Updated

The simmering debate about ObamaCare reemerged in Washington this week amid questions about the plaintiffs in the upcoming Supreme Court case on the health law and Republicans sounding more urgent about preparing for the ruling.

The high court will hear arguments in early March over whether the health-care law allows people in states without their own insurance markets to receive federal tax credits that reduce coverage costs.

The number of uninsured could rise by 8 million if the subsidies disappear, two independent think tanks have estimated.

“We have to have a contingency plan,” House Ways and Means Committee Chairman Paul Ryan, R-Wis., said Friday.

Republicans and Democrats agree that a ruling for the plaintiffs could wipe out subsidies for millions of Americans, in three-fourths of U.S. states, and result in the law being rewritten.

A ruling is not expected until at least June. Ryan did not say Friday when a contingency plan would be finished but made clear it would not be fixes to the law.

“The idea is not to make ObamaCare work better or actually authorize ObamaCare,” he said.

Republicans, who control Congress after having won the Senate in November, say dismantling ObamaCare remains a priority. But they appear to think their best chance of undoing the 2010 law is the court case. And they have so far taken a wait-and-see approach, instead of trying to immediately repeal the law or dismantle it in parts.

Questions are being asked about the four challengers’ legal right to bring their lawsuit, though experts don’t think court will be deterred in deciding King v. Burwell, referring to Health and Human Services Secretary Sylvia Burwell.

The challengers, who live in Virginia, object to being forced to get insurance or pay a penalty. If the subsidies were not available, they would not pay a penalty for failing to be insured because even the cheapest health plan would be too costly, according to sworn statements they filed in 2013.

But the Wall Street Journal reported that two are Vietnam veterans who probably could obtain health care through the Department of Veterans Affairs, meaning they would not be affected by the subsidies issue. The newspaper and Mother Jones reported that a third plaintiff lived in a motel at the time that her address and age were used to calculate the cost of insurance. She now lives elsewhere in the state.

The fourth is a substitute school teacher in Richmond who said she could not recall how she became involved in the case.

The Competitive Enterprise Institute, an anti-regulatory group, is paying for the legal challenges and recruited the four.

The right to get into court on an issue is known as standing.

"The important thing is there has to be someone in the case who is actually injured by the law," said Tara Grove, a law professor at the College of William and Mary in Williamsburg, Virginia. "That is what determines whether the court has jurisdiction." It takes just one person who has been harmed to keep a lawsuit alive, Grove said.

The Obama administration or the justices could ask lawyers for the challengers to address the questions that have been raised about the four. The Justice Department contended that two would have earned too little to be subject to the penalty, but lower courts rejected that argument. The administration did not challenge the presence of any of the four at the Supreme Court.

The court could raise the topic on its own. But given its decision to take up the health law even in the absence of the usual requirement that lower courts be divided on an issue, several legal experts doubted the plaintiffs' situations would derail the case.
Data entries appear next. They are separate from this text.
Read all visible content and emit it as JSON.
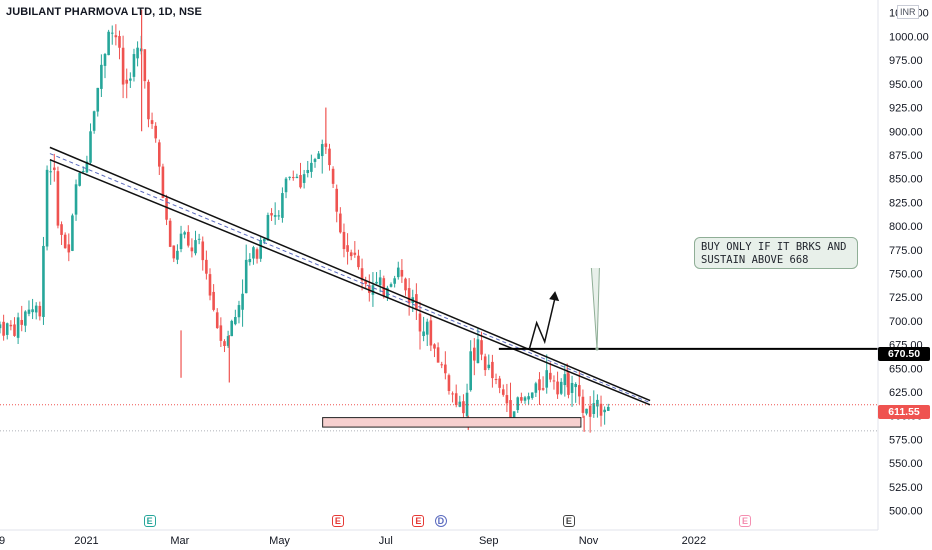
{
  "chart_data": {
    "type": "candlestick",
    "title": "JUBILANT PHARMOVA LTD, 1D, NSE",
    "currency": "INR",
    "y_axis": {
      "ylim": [
        490,
        1030
      ],
      "ticks": [
        "500.00",
        "525.00",
        "550.00",
        "575.00",
        "600.00",
        "625.00",
        "650.00",
        "675.00",
        "700.00",
        "725.00",
        "750.00",
        "775.00",
        "800.00",
        "825.00",
        "850.00",
        "875.00",
        "900.00",
        "925.00",
        "950.00",
        "975.00",
        "1000.00",
        "1025.00"
      ]
    },
    "x_axis": {
      "labels": [
        {
          "text": "9",
          "pos": -0.02
        },
        {
          "text": "2021",
          "pos": 0.1
        },
        {
          "text": "Mar",
          "pos": 0.216
        },
        {
          "text": "May",
          "pos": 0.34
        },
        {
          "text": "Jul",
          "pos": 0.472
        },
        {
          "text": "Sep",
          "pos": 0.6
        },
        {
          "text": "Nov",
          "pos": 0.724
        },
        {
          "text": "2022",
          "pos": 0.855
        }
      ]
    },
    "price_path": [
      [
        0.0,
        695
      ],
      [
        0.02,
        690
      ],
      [
        0.035,
        715
      ],
      [
        0.05,
        710
      ],
      [
        0.058,
        860
      ],
      [
        0.064,
        870
      ],
      [
        0.075,
        790
      ],
      [
        0.085,
        770
      ],
      [
        0.095,
        845
      ],
      [
        0.105,
        860
      ],
      [
        0.115,
        920
      ],
      [
        0.125,
        960
      ],
      [
        0.135,
        1010
      ],
      [
        0.145,
        1000
      ],
      [
        0.155,
        940
      ],
      [
        0.165,
        975
      ],
      [
        0.175,
        985
      ],
      [
        0.185,
        920
      ],
      [
        0.195,
        880
      ],
      [
        0.205,
        815
      ],
      [
        0.215,
        760
      ],
      [
        0.225,
        790
      ],
      [
        0.235,
        775
      ],
      [
        0.245,
        780
      ],
      [
        0.255,
        755
      ],
      [
        0.265,
        715
      ],
      [
        0.275,
        680
      ],
      [
        0.285,
        690
      ],
      [
        0.295,
        710
      ],
      [
        0.305,
        755
      ],
      [
        0.315,
        770
      ],
      [
        0.325,
        790
      ],
      [
        0.335,
        820
      ],
      [
        0.345,
        800
      ],
      [
        0.355,
        845
      ],
      [
        0.365,
        860
      ],
      [
        0.375,
        840
      ],
      [
        0.385,
        855
      ],
      [
        0.395,
        885
      ],
      [
        0.405,
        880
      ],
      [
        0.415,
        855
      ],
      [
        0.425,
        790
      ],
      [
        0.435,
        775
      ],
      [
        0.445,
        755
      ],
      [
        0.455,
        740
      ],
      [
        0.465,
        735
      ],
      [
        0.475,
        730
      ],
      [
        0.485,
        745
      ],
      [
        0.495,
        755
      ],
      [
        0.505,
        730
      ],
      [
        0.515,
        720
      ],
      [
        0.525,
        700
      ],
      [
        0.535,
        680
      ],
      [
        0.545,
        660
      ],
      [
        0.555,
        640
      ],
      [
        0.565,
        615
      ],
      [
        0.575,
        605
      ],
      [
        0.585,
        660
      ],
      [
        0.595,
        670
      ],
      [
        0.605,
        650
      ],
      [
        0.615,
        635
      ],
      [
        0.625,
        620
      ],
      [
        0.635,
        610
      ],
      [
        0.645,
        612
      ],
      [
        0.655,
        618
      ],
      [
        0.665,
        625
      ],
      [
        0.675,
        640
      ],
      [
        0.685,
        645
      ],
      [
        0.695,
        638
      ],
      [
        0.705,
        630
      ],
      [
        0.713,
        650
      ],
      [
        0.72,
        610
      ],
      [
        0.728,
        605
      ],
      [
        0.735,
        598
      ],
      [
        0.742,
        605
      ],
      [
        0.75,
        615
      ],
      [
        0.757,
        612
      ]
    ],
    "wick_spikes": [
      {
        "pos": 0.176,
        "high": 1028,
        "low": 900
      },
      {
        "pos": 0.225,
        "high": 690,
        "low": 640
      },
      {
        "pos": 0.285,
        "high": 685,
        "low": 635
      },
      {
        "pos": 0.405,
        "high": 925,
        "low": 880
      },
      {
        "pos": 0.582,
        "high": 600,
        "low": 585
      },
      {
        "pos": 0.705,
        "high": 655,
        "low": 630
      },
      {
        "pos": 0.726,
        "high": 600,
        "low": 583
      }
    ],
    "last_price": 611.55,
    "annotations": {
      "resistance_level": 670.5,
      "resistance_label": "670.50",
      "last_price_label": "611.55",
      "callout_lines": [
        "BUY ONLY IF IT BRKS AND",
        "SUSTAIN ABOVE 668"
      ],
      "support_zone": [
        588,
        598
      ],
      "trendline_channel": {
        "start": {
          "pos": 0.062,
          "value_top": 883,
          "value_bottom": 870
        },
        "end": {
          "pos": 0.808,
          "value_top": 616,
          "value_bottom": 603
        }
      }
    },
    "events": [
      {
        "label": "E",
        "pos": 0.186,
        "color": "#26a69a",
        "round": false
      },
      {
        "label": "E",
        "pos": 0.42,
        "color": "#e53935",
        "round": false
      },
      {
        "label": "E",
        "pos": 0.52,
        "color": "#e53935",
        "round": false
      },
      {
        "label": "D",
        "pos": 0.548,
        "color": "#5b6bbf",
        "round": true
      },
      {
        "label": "E",
        "pos": 0.707,
        "color": "#444",
        "round": false
      },
      {
        "label": "E",
        "pos": 0.926,
        "color": "#f48fb1",
        "round": false
      }
    ],
    "colors": {
      "up": "#26a69a",
      "down": "#ef5350",
      "callout_border": "#8fae96",
      "callout_fill": "#e8f0ea",
      "zone_fill": "#f7d0cf",
      "last_price_bg": "#ef5350",
      "resistance_bg": "#000000"
    }
  }
}
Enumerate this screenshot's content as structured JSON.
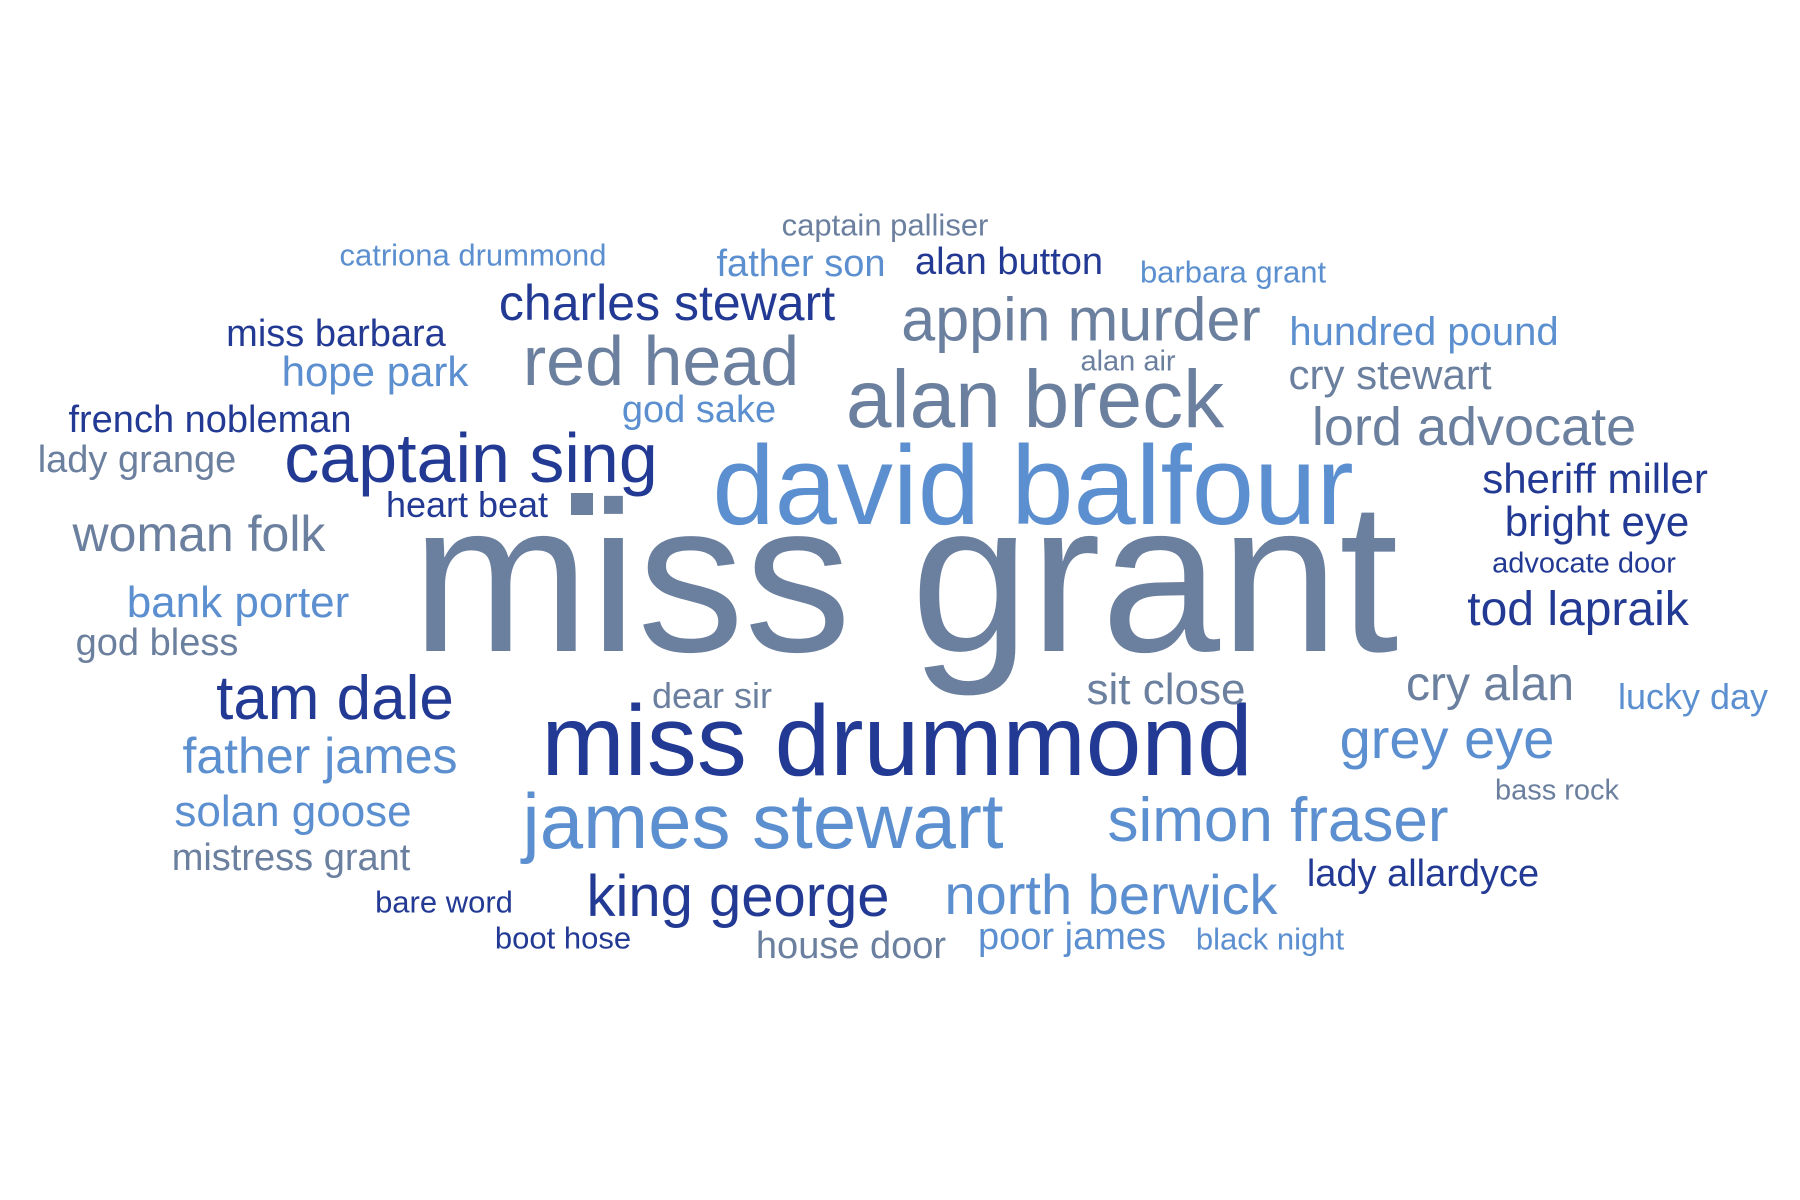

"For a test case, these are not the best people one could put forward. It's hard for them to demonstrate that they've had an actual injury," said Robert Dudley, a professor of government and politics at George Mason University in Fairfax, Va.

But the court creates its own rules on whether it can reach a decision in a case, Dudley said. "I can cite the rules, but it's up to the court and the court will often take some very shaky cases because an issue is important. I honestly think this won't affect the court much," he said.

Questions about a party's standing seem to become important at the Supreme Court only when a majority is unwilling to settle an issue or the court is unable to produce five votes for any particular outcome. In 2013, the challenge to California's Proposition 8 same-sex marriage ban foundered on the issue of standing. The result left in place a lower court ruling holding that the ban was constitutional.

Jonathan Adler, a law professor who helped formulate the challenge to the subsidies, said efforts to sink the case over questions about the plaintiffs fit with the desire of the administration and health law supporters to delay a resolution of this case. Adler said they believe that it becomes harder to undo the tax credits the longer people receive them.  "It would surprise me if the information in the affidavits wasn't true and there was suddenly any problem for all the plaintiffs in this case," Adler said.

Supporters of the law said questions about the plaintiffs make a broader point about the case.

"To me, what all this confirms is that people who weren't really affected by the statute are bringing ideologically and politically based claims that will substantially affect millions of other people. This is the use of the courts as a political forum," said Robert Weiner, a former Justice Department official who was deeply involved in the 2012 Supreme Court case that upheld the law.

There's nothing unusual about interest groups on the right and the left driving suits and seeking plaintiffs willing to be the faces of a court fight, Grove said. "You know courts are influenced to some degree by the facts of the case," she said. "It's just good lawyering to make sure you have clients who are sympathetic."

The Associated Press contributed to this report.